那個時候,無數珍奇裝載卸貨,無數的大船在營造,無數人成為了水手和海官,隨著鄭和出海,建功立業。

想到這些項忠要求重下西洋。

于是立即遭遇了反對。

雙方爭執的面紅耳赤。

可爭歸爭,項忠想來也很清楚,這場爭議定會維持很久很久,所以……他不在乎。

真正心寒的卻不在此,而在于,當他帶著人,氣沖沖的向分管兵部庫房的劉大夏,要求他交出海圖和鄭和下西洋的資料時,劉大夏卻告訴他,這些,統統已經燒了。

一下子,所有的爭議戛然而止。

再沒有人提開海和下西洋了。

要知道,人們對大海是敬畏的,大明幾十年不曾造過大船,數十年不曾下海,若是沒有了以往的經驗,甚至連編練遠航的水手,栽培掌舵和掌帆的人員,都是空白,一切,都得靠老祖宗們的經驗。

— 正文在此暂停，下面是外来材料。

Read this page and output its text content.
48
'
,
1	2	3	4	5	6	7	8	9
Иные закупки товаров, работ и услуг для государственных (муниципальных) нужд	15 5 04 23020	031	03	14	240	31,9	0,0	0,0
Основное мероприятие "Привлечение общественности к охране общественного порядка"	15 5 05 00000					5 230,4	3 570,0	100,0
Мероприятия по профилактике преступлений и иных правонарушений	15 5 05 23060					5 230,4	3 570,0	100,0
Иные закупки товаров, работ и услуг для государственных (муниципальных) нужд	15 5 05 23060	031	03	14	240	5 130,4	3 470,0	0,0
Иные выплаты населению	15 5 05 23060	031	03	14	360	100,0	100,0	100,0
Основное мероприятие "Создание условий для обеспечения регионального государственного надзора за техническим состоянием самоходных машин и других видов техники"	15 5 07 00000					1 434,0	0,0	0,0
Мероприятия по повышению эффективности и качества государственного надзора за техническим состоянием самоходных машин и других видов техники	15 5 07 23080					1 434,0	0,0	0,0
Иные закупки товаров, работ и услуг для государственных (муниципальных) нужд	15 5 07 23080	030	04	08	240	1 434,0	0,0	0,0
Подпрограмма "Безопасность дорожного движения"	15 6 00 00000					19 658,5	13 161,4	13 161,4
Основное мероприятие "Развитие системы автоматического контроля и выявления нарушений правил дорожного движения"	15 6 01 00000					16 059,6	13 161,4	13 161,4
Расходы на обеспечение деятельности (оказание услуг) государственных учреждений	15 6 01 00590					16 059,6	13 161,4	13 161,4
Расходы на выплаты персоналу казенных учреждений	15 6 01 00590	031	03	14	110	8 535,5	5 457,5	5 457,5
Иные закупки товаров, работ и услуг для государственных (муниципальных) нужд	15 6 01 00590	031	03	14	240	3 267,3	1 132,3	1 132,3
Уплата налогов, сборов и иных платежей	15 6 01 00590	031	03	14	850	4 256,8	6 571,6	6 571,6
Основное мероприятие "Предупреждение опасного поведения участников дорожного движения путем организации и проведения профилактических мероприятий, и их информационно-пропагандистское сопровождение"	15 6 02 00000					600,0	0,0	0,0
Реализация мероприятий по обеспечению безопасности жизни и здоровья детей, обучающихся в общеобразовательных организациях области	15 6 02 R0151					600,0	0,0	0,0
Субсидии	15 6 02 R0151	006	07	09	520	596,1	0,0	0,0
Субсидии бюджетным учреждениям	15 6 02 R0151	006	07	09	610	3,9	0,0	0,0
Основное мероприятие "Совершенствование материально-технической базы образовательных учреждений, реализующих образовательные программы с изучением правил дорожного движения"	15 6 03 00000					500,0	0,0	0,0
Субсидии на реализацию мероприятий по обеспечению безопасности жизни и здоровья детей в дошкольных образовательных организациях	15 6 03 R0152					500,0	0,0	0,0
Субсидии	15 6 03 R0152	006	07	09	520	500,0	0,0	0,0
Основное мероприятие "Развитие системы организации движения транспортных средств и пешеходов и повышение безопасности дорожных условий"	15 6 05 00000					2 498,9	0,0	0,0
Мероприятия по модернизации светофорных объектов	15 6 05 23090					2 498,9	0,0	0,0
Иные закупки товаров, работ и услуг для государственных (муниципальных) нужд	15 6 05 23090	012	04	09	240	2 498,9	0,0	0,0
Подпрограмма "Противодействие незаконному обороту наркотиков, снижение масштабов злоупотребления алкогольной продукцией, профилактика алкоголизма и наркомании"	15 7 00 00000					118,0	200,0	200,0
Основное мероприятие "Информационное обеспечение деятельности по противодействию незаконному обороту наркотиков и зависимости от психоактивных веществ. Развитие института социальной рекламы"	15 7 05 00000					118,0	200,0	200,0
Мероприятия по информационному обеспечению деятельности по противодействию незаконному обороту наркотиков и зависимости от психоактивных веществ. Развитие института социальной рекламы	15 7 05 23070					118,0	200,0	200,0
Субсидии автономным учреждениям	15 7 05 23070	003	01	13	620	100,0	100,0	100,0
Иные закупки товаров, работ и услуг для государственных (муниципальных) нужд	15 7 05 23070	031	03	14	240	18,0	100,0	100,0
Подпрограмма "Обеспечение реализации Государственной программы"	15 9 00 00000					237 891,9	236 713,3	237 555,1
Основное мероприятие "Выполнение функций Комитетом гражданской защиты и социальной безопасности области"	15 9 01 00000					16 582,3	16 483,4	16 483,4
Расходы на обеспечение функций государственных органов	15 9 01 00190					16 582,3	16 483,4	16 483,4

在沒有老祖宗經驗的情況之下,完全自行摸索,去造船,去編練人員,這……簡直就是笑話。

當然,除非朝廷真有當初文皇帝時的魄力,不惜一切代價。

而到了成化至弘治年,皇帝一言九鼎,真正一言而斷,如那文皇帝一般,一聲令下,征用數十萬人,傾盡朝廷之力,去建設一個前所未有的艦隊。

如今,憑著這滿朝如此多的掣肘,是做不了此等大事的。

于是乎,再沒有人去爭議開海還是禁海,沒有人去說下西洋了,因為已經沒有了意義,大明徹底與海洋隔絕。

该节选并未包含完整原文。